Interview: Cops Tool Up to Do a Job On Data

Part of the challenge is that product of so much of today's police work now entails some form of digital product or audit trail.

When it comes to facing the technological challenges the near future will throw his way, the NSW Police's first CIO Tony Rooke has no doubts about the size of the project ahead of him. For the last few years, NSW police have been staring down the barrel of a major systems upgrade, forced along by a new range of mobile and front-end technologies that offer police more ability to gather, process and distribute and analyse information than ever before.

Fingerprint scanners, digital photographs, video and audio, data mining and real-time, suspect threat assessment all offer substantial benefits and savings to police in the field. However robust mianframes may be, they were never designed with such rich media content in mind.

"We typically transact with different types of data. We do a lot more with multimedia and that sort of thing than say a bank might do - where a mainframe might be better suited to their needs than they are to ours," Rooke says.

Part of the challenge is that product of so much of today's police work now entails some form of digital product or audit trail.

"A lot of that information ends up as evidence in court. The chain of evidence needs to be preserved. The security and integrity of that information has to be guaranteed at court, so there are a lot of processes involved in ensuring that takes place. That all specifically comes under the banner of the CIO in that it is all information.

"It's new types of information in a digital form that we have never had to deal with before. It's been paper or analogue [based]. Because of that, there are new approaches that we are developing as to how we will manage all that information in a centralised way," Rooke says.

This has meant insourcing and rebuilding a data centre from scratch, moving to load balancing rather than a "hot-cold" fail-over solution for business continuity, and rebuilding the IT security environment.

Another current challenge Rooke feels the police face is that of changing the large range of point-based IT solutions that have evolved into silos - especially applications.

"There is a big push, at least in the NSW government, to make the most of exchanging and sharing data rather than have those agencies recreate it themselves at taxpayer expense. One of the big things that we are pushing is putting in policies and consolidating the tools that we are using - the applications, whether it's a digital camera, a still picture or video, audio recording as well as other types of devices that generate digital data.

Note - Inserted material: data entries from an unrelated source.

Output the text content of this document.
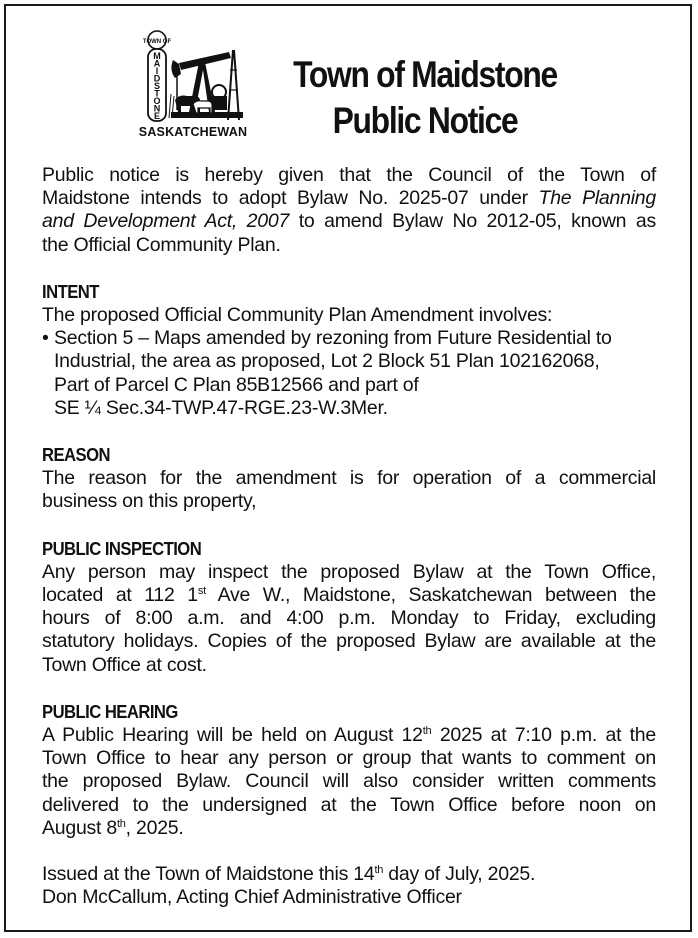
TOWN OF
M
A
I
D
S
T
O
N
E
SASKATCHEWAN
Town of Maidstone
Public Notice
Public notice is hereby given that the Council of the Town of
Maidstone intends to adopt Bylaw No. 2025-07 under The Planning
and Development Act, 2007 to amend Bylaw No 2012-05, known as
the Official Community Plan.
INTENT
The proposed Official Community Plan Amendment involves:
• Section 5 – Maps amended by rezoning from Future Residential to
Industrial, the area as proposed, Lot 2 Block 51 Plan 102162068,
Part of Parcel C Plan 85B12566 and part of
SE ¼ Sec.34-TWP.47-RGE.23-W.3Mer.
REASON
The reason for the amendment is for operation of a commercial
business on this property,
PUBLIC INSPECTION
Any person may inspect the proposed Bylaw at the Town Office,
located at 112 1st Ave W., Maidstone, Saskatchewan between the
hours of 8:00 a.m. and 4:00 p.m. Monday to Friday, excluding
statutory holidays. Copies of the proposed Bylaw are available at the
Town Office at cost.
PUBLIC HEARING
A Public Hearing will be held on August 12th 2025 at 7:10 p.m. at the
Town Office to hear any person or group that wants to comment on
the proposed Bylaw. Council will also consider written comments
delivered to the undersigned at the Town Office before noon on
August 8th, 2025.
Issued at the Town of Maidstone this 14th day of July, 2025.
Don McCallum, Acting Chief Administrative Officer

"We are looking very closely at all of our data models to make sure the information that is captured is put in standard formats so that other tools and systems can work with it - so there's interoperability of the data as well as systems," Rooke says.

Acutely aware of the cultural dramas that attempts to force-fit applications onto the workforce can (and have) thrown up in the past, Rooke says the days of getting the worker to fit the product are over.

"There's an iterative view of applications now. We are able to put an application [in the field] and people can say 'no, I don't like that'. We use some of the [area] commands as guinea pigs and we test things a lot more.

"The new tools allow those iterative-type applications to be developed and [to] make changes to the front screens [and] the forms a lot quicker so that you can customise, get it right and then roll it out across the rest of the state," Rooke says.

Meanwhile, those above Rooke are coming to grips with the fact that swelling the ranks of the force with people carries an information effect as well as a budget effect.

"There is a realisation that for every extra uniform that you create and put out on the street... there is a support infrastructure behind them. Not just with computers, but with uniforms and logistics and vehicles and everything that goes with it.

"We are never going to have a budget that will allow us to replace all our systems in one go. They're too big and too complex to do that. So creating fairly open but secure data repositories is one of our big drivers, as are the mechanisms by which we can exchange that data," Rooke says.

Asked if the push for interpretability will yield dividends, Rooke insists the imperative behind good data goes well beyond the IT shop.

"We have huge amounts of information already - whether it's in the mainframe or open systems, applications or databases. Our big challenge is to get that information to the front line in a meaningful way. So that [police] are not delving through screens and screens, but [they have] the most relevant information right in front of them.

"They are quite often looking to make life-and-death decisions based on this information - particularly if they are about to arrest someone, or they've just pulled over a car," he says.